Functional intestinal disorders: how to improve diagnosis and treatment in the general practice

Caporaso N. 1, Morisco F. 2, Penagini R. 3

1 Scuola di Specializzazione in Gastroenterologia Università di Napoli Federico II, Napoli, Italia; 2 Dipartimento di Scienza dell’Alimentazione, Università di Napoli Federico II, Napoli, Italia; 3 Unità Operativa Complessa di Gastroenterologia 2, Fondazione IRCCS Ca’ Granda, Ospedale Maggiore Policlinico e Università degli Studi di Milano, Milano, Italia


The general practitioner is most likely to benefit from this “Opinion Paper” about the functional intestinal disorders, both as an update and as a tool to improve his/her relationship with patients. Four functional intestinal disorders have been described: irritable bowel syndrome, functional bloating, functional constipation and functional diarrhea. All such disorders are defined by non-specific symptoms, referred to the middle and/or lower gastrointestinal tract without evidence of any organic basis.

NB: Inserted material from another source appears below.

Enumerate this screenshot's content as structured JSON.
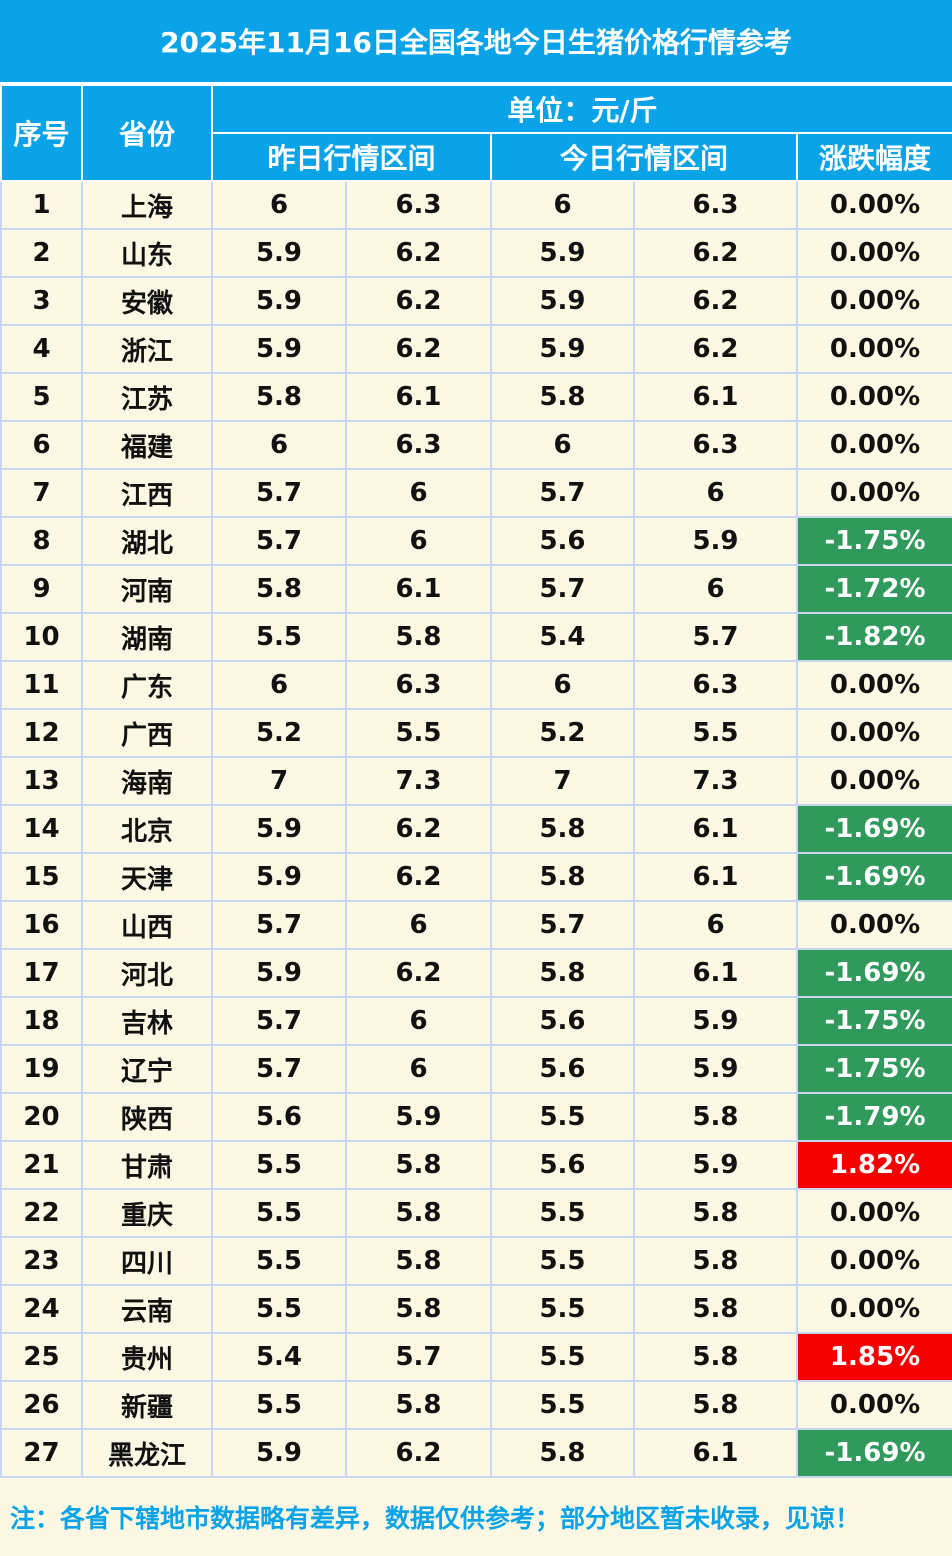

Symptoms should have arisen at least six months earlier, and they should have recurred at least three times monthly over the last three months. Disorders of motility, visceral hypersensitivity, inflammatory and immune disorders, as well as psycho-social, genetic and environmental factors, have all been involved in the pathophysiology of functional intestinal disorders; disturbances of the colonic bacterial flora are also suggested to have a leading role and interventions to correct them are most useful. Functional intestinal disorders as described in the validated Rome III Criteria are possibly too much categorized, but such criteria still are the only useful tool for diagnosis and therapeutic choices. Clinical history is crucial for diagnosis, meaning when symptoms were first detected and how they evolve, alternate, and associate. A diagnostic diary to report symptoms, daily activities, and foods may also be helpful. Functional intestinal disorders persist over time, and they heavily interfere with quality of life; they also have a heavy impact on economical resources. However, intestinal functional disorders are not associated with dangerous sequelae or mortality. It is up to general practitioners to reassure patients and to prescribe first-level diagnostic exams appropriately.